Ce type de violence faite au classique par Artaud le mène aussi à une réflexion sur la propriété des textes. Il écrit en 1947:
J'ai eu le sentiment, en lisant le petit poème de Lewis Carroll sur les poissons, l'être, l'obéissance, le « principe» de la mer, et dieu, révélation d'une vérité aveuglante, ce sentiment, que ce petit poème c'est moi qui l'avais et pensé et écrit, en d'autres siècles, et que je retrouvais ma propre œuvre entre les mains de Lewis Carroll.
Une telle réflexion n'est pas incompatible avec l'idée d'un texte libre de droit. Ce texte, même s'il est associé à un auteur, ne lui appartient plus en propre au sens où il n'a plus de droits acquits sur lui. Si Artaud revendique une propriété sur sa traduction, il ne revendique pourtant pas la propriété du texte de Carroll. Il dit plutôt que la pensée de ce texte n'est pas appropriable, qu'elle est collective au sens où tout le monde peut la reprendre. En s'insérant dans le texte, il amorce en fait le démontage de l'idée de propriété intellectuelle. Les oeuvres littéraires apparaissent ainsi comme de la matière plutôt que comme des productions culturelles, une matière certes fragile, mais néanmoins malléable et appropriable.

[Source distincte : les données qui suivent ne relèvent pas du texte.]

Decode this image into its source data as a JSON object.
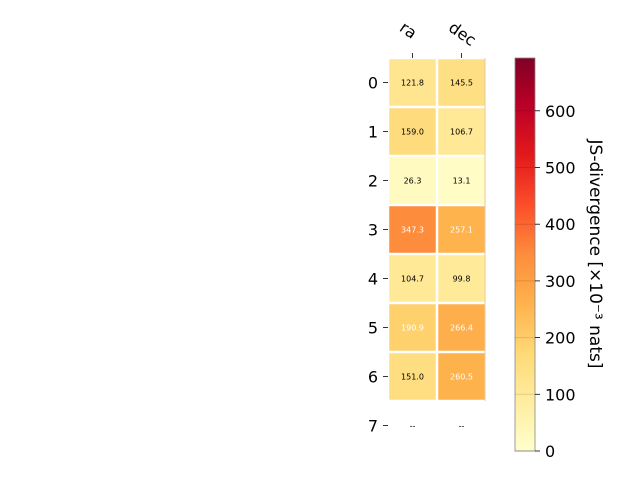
{
  "chart_data": {
    "type": "heatmap",
    "columns": [
      "ra",
      "dec"
    ],
    "rows": [
      "0",
      "1",
      "2",
      "3",
      "4",
      "5",
      "6",
      "7"
    ],
    "values": [
      [
        121.8,
        145.5
      ],
      [
        159.0,
        106.7
      ],
      [
        26.3,
        13.1
      ],
      [
        347.3,
        257.1
      ],
      [
        104.7,
        99.8
      ],
      [
        190.9,
        266.4
      ],
      [
        151.0,
        260.5
      ],
      [
        null,
        null
      ]
    ],
    "cell_labels": [
      [
        "121.8",
        "145.5"
      ],
      [
        "159.0",
        "106.7"
      ],
      [
        "26.3",
        "13.1"
      ],
      [
        "347.3",
        "257.1"
      ],
      [
        "104.7",
        "99.8"
      ],
      [
        "190.9",
        "266.4"
      ],
      [
        "151.0",
        "260.5"
      ],
      [
        "--",
        "--"
      ]
    ],
    "colorbar": {
      "label": "JS-divergence [×10⁻³ nats]",
      "range": [
        0,
        693.1
      ],
      "ticks": [
        0,
        100,
        200,
        300,
        400,
        500,
        600
      ],
      "colormap": "YlOrRd"
    }
  }
}
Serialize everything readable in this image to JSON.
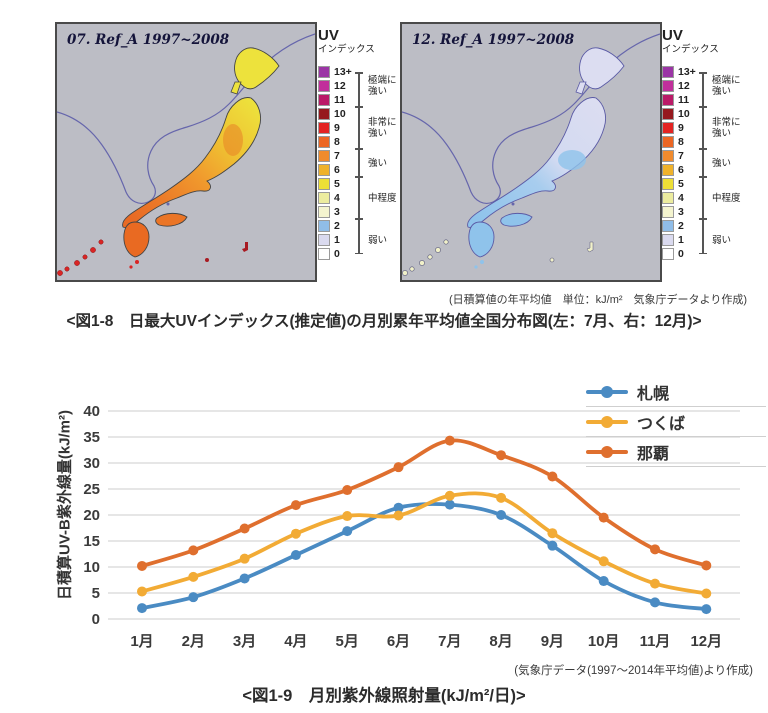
{
  "figure8": {
    "map_left": {
      "title": "07. Ref_A 1997~2008"
    },
    "map_right": {
      "title": "12. Ref_A 1997~2008"
    },
    "uv_legend": {
      "title": "UV",
      "subtitle": "インデックス",
      "entries": [
        {
          "value": "13+",
          "color": "#9b35a5"
        },
        {
          "value": "12",
          "color": "#c12f9b"
        },
        {
          "value": "11",
          "color": "#ba1a67"
        },
        {
          "value": "10",
          "color": "#96191e"
        },
        {
          "value": "9",
          "color": "#e32322"
        },
        {
          "value": "8",
          "color": "#ec6623"
        },
        {
          "value": "7",
          "color": "#f08b2d"
        },
        {
          "value": "6",
          "color": "#efb22b"
        },
        {
          "value": "5",
          "color": "#eddf36"
        },
        {
          "value": "4",
          "color": "#ecec9f"
        },
        {
          "value": "3",
          "color": "#f4f4cf"
        },
        {
          "value": "2",
          "color": "#90bde8"
        },
        {
          "value": "1",
          "color": "#dadaef"
        },
        {
          "value": "0",
          "color": "#ffffff"
        }
      ],
      "groups": [
        {
          "lines": [
            "極端に",
            "強い"
          ],
          "from": 0,
          "to": 2
        },
        {
          "lines": [
            "非常に",
            "強い"
          ],
          "from": 3,
          "to": 5
        },
        {
          "lines": [
            "強い"
          ],
          "from": 6,
          "to": 7
        },
        {
          "lines": [
            "中程度"
          ],
          "from": 8,
          "to": 10
        },
        {
          "lines": [
            "弱い"
          ],
          "from": 11,
          "to": 13
        }
      ]
    },
    "note": "(日積算値の年平均値　単位：kJ/m²　気象庁データより作成)",
    "caption": "<図1-8　日最大UVインデックス(推定値)の月別累年平均値全国分布図(左：7月、右：12月)>"
  },
  "figure9": {
    "note": "(気象庁データ(1997〜2014年平均値)より作成)",
    "caption": "<図1-9　月別紫外線照射量(kJ/m²/日)>"
  },
  "chart_data": {
    "type": "line",
    "categories": [
      "1月",
      "2月",
      "3月",
      "4月",
      "5月",
      "6月",
      "7月",
      "8月",
      "9月",
      "10月",
      "11月",
      "12月"
    ],
    "series": [
      {
        "name": "札幌",
        "color": "#4a8bc3",
        "values": [
          2.1,
          4.2,
          7.8,
          12.3,
          16.9,
          21.4,
          22.0,
          20.0,
          14.1,
          7.3,
          3.2,
          1.9
        ]
      },
      {
        "name": "つくば",
        "color": "#f2ab35",
        "values": [
          5.3,
          8.1,
          11.6,
          16.4,
          19.8,
          19.9,
          23.7,
          23.3,
          16.5,
          11.1,
          6.8,
          4.9
        ]
      },
      {
        "name": "那覇",
        "color": "#df6f2e",
        "values": [
          10.2,
          13.2,
          17.4,
          21.9,
          24.8,
          29.2,
          34.3,
          31.5,
          27.4,
          19.5,
          13.4,
          10.3
        ]
      }
    ],
    "ylabel": "日積算UV-B紫外線量(kJ/m²)",
    "ylim": [
      0,
      40
    ],
    "ytick_step": 5,
    "grid": true,
    "grid_color": "#d8d8d8",
    "text_color": "#3b3b3b",
    "legend_position": "top-right"
  }
}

Et comme pour Pride and Prejudice and Zombies, la glose d'Artaud s'insère dans le texte et non pas en son retrait comme commentaire. L'Arve et l'aume m'apparaît lui aussi relever de cette époque encore à venir où la transmission du fonds livresque a abandonné l'idéal fétichiste de conservation des textes pour accepter que leur survie passe d'abord par leur diffusion d'un copiste à l'autre, avec les pertes et les modifications qu'un tel mode de transmission implique.

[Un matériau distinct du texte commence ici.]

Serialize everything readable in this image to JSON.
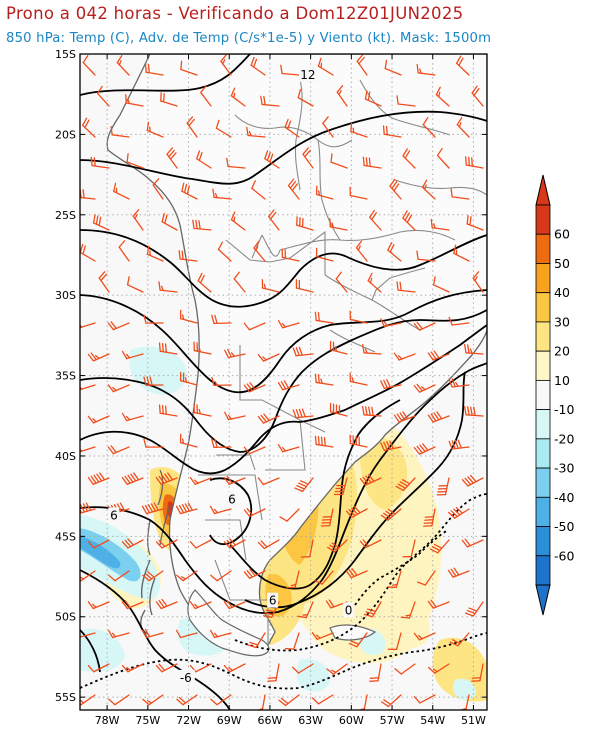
{
  "header": {
    "title": "Prono a 042 horas - Verificando a Dom12Z01JUN2025",
    "subtitle": "850 hPa: Temp (C), Adv. de Temp (C/s*1e-5) y Viento (kt). Mask: 1500m"
  },
  "map": {
    "lon_range": [
      -80,
      -50
    ],
    "lat_range": [
      -55.8,
      -15
    ],
    "lon_ticks": [
      "78W",
      "75W",
      "72W",
      "69W",
      "66W",
      "63W",
      "60W",
      "57W",
      "54W",
      "51W"
    ],
    "lat_ticks": [
      "15S",
      "20S",
      "25S",
      "30S",
      "35S",
      "40S",
      "45S",
      "50S",
      "55S"
    ],
    "contour_labels": [
      {
        "text": "12",
        "lon": -63.2,
        "lat": -16.3
      },
      {
        "text": "6",
        "lon": -77.5,
        "lat": -43.7
      },
      {
        "text": "6",
        "lon": -68.8,
        "lat": -42.7
      },
      {
        "text": "6",
        "lon": -65.8,
        "lat": -49.0
      },
      {
        "text": "0",
        "lon": -60.2,
        "lat": -49.6
      },
      {
        "text": "-6",
        "lon": -72.2,
        "lat": -53.8
      }
    ]
  },
  "colorbar": {
    "labels": [
      "60",
      "50",
      "40",
      "30",
      "20",
      "10",
      "-10",
      "-20",
      "-30",
      "-40",
      "-50",
      "-60"
    ],
    "colors": [
      "#d8381a",
      "#ee6b10",
      "#f8a11c",
      "#fbc642",
      "#fde583",
      "#fef8c9",
      "#f8f8f8",
      "#d7f7f7",
      "#aaeaf3",
      "#7cd0ef",
      "#4db0e6",
      "#2a8fd8",
      "#1e73cc"
    ]
  },
  "colors": {
    "title": "#b81f1f",
    "subtitle": "#1b86c4",
    "wind_barb": "#f04d1c",
    "topo_mask": "#c4c4c4",
    "borders": "#888888",
    "contour": "#000000"
  }
}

Donc Pride and Prejudice and Zombies et L'Arve et l'aume, c'est la même chose. À cette exception que le premier texte est d'un comique franchement débile écrit par un dude, et que l'autre est d'un comique inquiétant écrit par un monument. D'avant-garde s'il en fut.

3 commentaires:

La Loove a dit…

Je ne sais pas, c'est peut-être la différence de registre, mais je ne suis pas sûre d'y voir la même chose. Il me semble que pour Jane, c'est un jeu avec l'objet et sa représentation. Pour Carroll et Artaud, c'est une insertion, une appropriation toute personnelle, un prétexte même pour Artaud, un cadre où il s'insère et se met lui-même en jeu. Et non seulement le comique, mais le plaisir aussi est tout à fait différent. Non?

Doctorak, go! a dit…

Ça ferait tellement le meilleur sujet de dissertation parce qu'on peut réponde oui ou non et les plus intelligents vont dire un peu des deux.
Est-ce que quelqu'un veut mettre les deux textes au programmes ou est-ce qu'il va falloir que je change mes plans de carrière pour devenir le prof d'université que j'ai toujours rêvé d'être? (Dans ce cas, il faudrait aussi penser à se battre pour réformer les structures départementales.)

Christian Roy, aka Leroy a dit…

en tout cas, ç'aurait été plus hot que de prendre position pour ou contre l'art engagé (robbe-grillet vs sartre).

deviens prof au cégep, tu peux faire n'importe quoi dans ces asiles-là.